The Business Council of New York State, whose membership includes almost 4,000 member firms as well as hundreds of chambers of commerce and professional trade associations, has reviewed the above mentioned legislation and opposes its enactment.
This bill would amend the labor law and prohibit employers in the broadcast industry from including non-compete agreements in contracts with on-air broadcast employees.
Non-compete agreements have been and continue to be commonly used in a variety of industries as diverse as computing, banking, broadcasting and hair styling. A non-compete agreement limits an employee from working with a particular employer or industry, in a specific geographical area, for a specified period of time after the conclusion of employment with the current employer. For these industries, it is but one part of the overall employment negotiation process.
In the broadcasting industry, employers spend substantial amounts of money to recruit, market and pay on-air broadcast employees. Their employment relationship is unique given the resources spent to market and brand an on-air personality to a particular broadcast station. The market competitiveness of a broadcast station sometimes succeeds or fails based on how well the on-air personality has been personified to the viewing public through the station's investments.

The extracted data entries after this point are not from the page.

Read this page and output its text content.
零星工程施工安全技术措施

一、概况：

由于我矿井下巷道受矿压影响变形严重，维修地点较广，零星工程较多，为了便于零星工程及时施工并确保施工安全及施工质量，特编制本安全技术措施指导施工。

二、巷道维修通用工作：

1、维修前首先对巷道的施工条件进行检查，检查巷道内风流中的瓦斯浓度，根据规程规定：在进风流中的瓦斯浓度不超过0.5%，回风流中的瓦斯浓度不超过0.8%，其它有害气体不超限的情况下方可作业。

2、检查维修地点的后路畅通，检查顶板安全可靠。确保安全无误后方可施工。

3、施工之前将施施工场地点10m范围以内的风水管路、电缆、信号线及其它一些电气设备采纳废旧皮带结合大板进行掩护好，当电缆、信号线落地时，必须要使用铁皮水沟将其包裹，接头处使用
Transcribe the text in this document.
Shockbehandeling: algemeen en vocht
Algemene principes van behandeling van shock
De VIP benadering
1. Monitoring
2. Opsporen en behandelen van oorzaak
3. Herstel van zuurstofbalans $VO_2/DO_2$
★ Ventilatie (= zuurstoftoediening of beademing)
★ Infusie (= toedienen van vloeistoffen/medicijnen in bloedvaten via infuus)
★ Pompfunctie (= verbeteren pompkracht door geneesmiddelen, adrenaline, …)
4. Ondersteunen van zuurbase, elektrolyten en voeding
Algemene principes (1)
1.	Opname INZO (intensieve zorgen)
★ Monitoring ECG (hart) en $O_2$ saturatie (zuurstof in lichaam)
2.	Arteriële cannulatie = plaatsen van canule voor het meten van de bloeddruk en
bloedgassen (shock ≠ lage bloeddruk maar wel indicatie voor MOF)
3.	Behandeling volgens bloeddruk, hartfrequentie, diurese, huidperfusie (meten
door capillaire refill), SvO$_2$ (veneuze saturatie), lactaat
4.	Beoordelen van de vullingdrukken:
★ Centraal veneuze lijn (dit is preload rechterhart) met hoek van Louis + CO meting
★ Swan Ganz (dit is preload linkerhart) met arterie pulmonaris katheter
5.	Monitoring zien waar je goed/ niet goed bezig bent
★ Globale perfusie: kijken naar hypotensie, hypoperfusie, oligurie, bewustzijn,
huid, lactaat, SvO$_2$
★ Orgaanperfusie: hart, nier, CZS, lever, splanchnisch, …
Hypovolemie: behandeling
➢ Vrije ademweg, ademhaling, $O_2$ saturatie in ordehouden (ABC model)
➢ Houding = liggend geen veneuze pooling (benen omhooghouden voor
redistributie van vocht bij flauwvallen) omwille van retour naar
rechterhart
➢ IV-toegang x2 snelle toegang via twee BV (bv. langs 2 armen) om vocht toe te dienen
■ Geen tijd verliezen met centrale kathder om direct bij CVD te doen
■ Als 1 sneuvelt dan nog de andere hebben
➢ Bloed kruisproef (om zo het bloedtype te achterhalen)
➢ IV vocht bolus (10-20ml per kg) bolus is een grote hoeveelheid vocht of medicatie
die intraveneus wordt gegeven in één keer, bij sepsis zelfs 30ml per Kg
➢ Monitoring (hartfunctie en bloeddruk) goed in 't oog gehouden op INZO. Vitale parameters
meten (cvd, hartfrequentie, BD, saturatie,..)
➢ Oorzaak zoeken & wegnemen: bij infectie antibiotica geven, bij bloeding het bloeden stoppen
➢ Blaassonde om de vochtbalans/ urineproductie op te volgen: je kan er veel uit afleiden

Therefore, the use of reasonable non-compete agreements by the broadcast industry to protect their investments in on-air personalities is necessary and appropriate.
New York courts maintain a key role in balancing the fairness of these agreements. They provide the fact specific analysis needed when a disagreement arises. The courts have recognized and ruled that an employer's legitimate business interests are served by these agreements while also recognizing and ruling against employers who have attempted to impose unreasonable restrictions of time and geography.
New York courts balance the interests of both employee and employer but this bill would take the courts out of the process, removing an important objective third party.
For the specific impact on the broadcast industry as well as the precedent set which may affect other industries, The Business Council opposes this legislation and respectfully urges that it not be enacted by the Senate.